Au cours d'une année donnée, 20% de la population américaine souffre de maladie mentale et, au cours d'une vie, environ 50% reçoivent un diagnostic.

Pour l'étude, les chercheurs ont étudié un échantillon aléatoire de 400 articles de presse qui avaient couvert certains aspects de la maladie mentale sur une période de 20 ans. Tous les articles ont été publiés dans 11 médias à fort tirage et à forte audience aux États-Unis.

Les résultats montrent que le sujet le plus fréquemment mentionné au cours de la période d'étude était la violence (55%), 38% mentionnant la violence contre les autres et 29% établissant un lien entre la maladie mentale et le suicide. Le traitement a été mentionné dans 47 pour cent des histoires, mais seulement 14 pour cent ont décrit un traitement réussi ou un rétablissement.

«Les histoires de traitements réussis ont le potentiel de réduire la stigmatisation et de fournir une contre-image aux représentations de la violence, mais il n'y a pas beaucoup de ces types de récits décrits dans les médias», dit McGinty.

Un examen plus approfondi de la couverture médiatique a révélé que les histoires de fusillades de masse par des personnes atteintes de maladie mentale ont augmenté au cours de la période d'étude, passant de 9% de tous les reportages dans la première décennie à 22% dans la deuxième décennie.

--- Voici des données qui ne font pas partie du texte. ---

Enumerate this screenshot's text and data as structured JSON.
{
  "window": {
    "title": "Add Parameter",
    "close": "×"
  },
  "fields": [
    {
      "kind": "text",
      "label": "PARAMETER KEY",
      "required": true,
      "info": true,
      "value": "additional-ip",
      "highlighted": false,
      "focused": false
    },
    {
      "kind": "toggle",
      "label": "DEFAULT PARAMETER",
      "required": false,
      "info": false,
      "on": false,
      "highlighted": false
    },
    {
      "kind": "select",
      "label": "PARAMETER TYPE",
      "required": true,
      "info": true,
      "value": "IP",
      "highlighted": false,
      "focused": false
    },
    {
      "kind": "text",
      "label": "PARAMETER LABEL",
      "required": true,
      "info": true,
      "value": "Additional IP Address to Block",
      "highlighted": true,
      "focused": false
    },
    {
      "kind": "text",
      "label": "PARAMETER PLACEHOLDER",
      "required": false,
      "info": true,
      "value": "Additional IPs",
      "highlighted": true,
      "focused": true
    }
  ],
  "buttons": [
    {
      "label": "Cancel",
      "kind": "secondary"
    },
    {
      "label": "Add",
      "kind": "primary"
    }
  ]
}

Le nombre de fusillades de masse, cependant, est resté stable au cours de cette période, selon les statistiques du FBI. Parmi les histoires faisant état de violence envers les autres, 38% ont mentionné que la maladie mentale peut augmenter le risque de telles violences, tandis que 8% seulement ont mentionné que la plupart des personnes atteintes de maladie mentale ne sont jamais ou rarement violentes envers les autres.

La maladie mentale spécifique la plus fréquemment liée à la violence dans les nouvelles était la schizophrénie (17%) et les deux facteurs de risque de violence autres que la maladie mentale les plus fréquemment mentionnés étaient la consommation de drogues (5%) et les événements stressants de la vie (5%).

L’une des limites de l’étude est qu’elle n’inclut pas les articles des nouvelles télévisées locales, où une grande proportion d’américains obtiennent leurs nouvelles.

McGinty dit que les rapports négatifs ajoutent à la perception que les personnes atteintes de maladie mentale sont dangereuses. Il s'agit d'une représentation stigmatisante qui, selon des études antérieures, conduit à un désir d'éloignement social des personnes atteintes de maladie mentale.

Elle admet, cependant, qu'il peut être difficile pour les membres des médias de ne pas supposer que la maladie mentale est en jeu en raison de l'idée parmi beaucoup d'autres que quiconque commettrait de la violence, en particulier des fusillades de masse, doit être atteint de maladie mentale.

«Quiconque tue des gens n'est pas en bonne santé mentale. Nous pouvons tous être d'accord là-dessus », dit McGinty. «Mais ce n’est pas nécessairement vrai qu’ils ont une maladie pouvant être diagnostiquée. Ils peuvent avoir de la colère ou des problèmes émotionnels, qui peuvent être cliniquement distincts d'un diagnostic de maladie mentale.

«La violence peut provenir de la consommation d'alcool ou de drogues, de problèmes liés à la pauvreté ou à la maltraitance des enfants. Mais ces éléments sont rarement discutés. Et par conséquent, la couverture est biaisée pour assumer d'abord la maladie mentale. »

Les résultats sont publiés dans la revue Affaires sanitaires.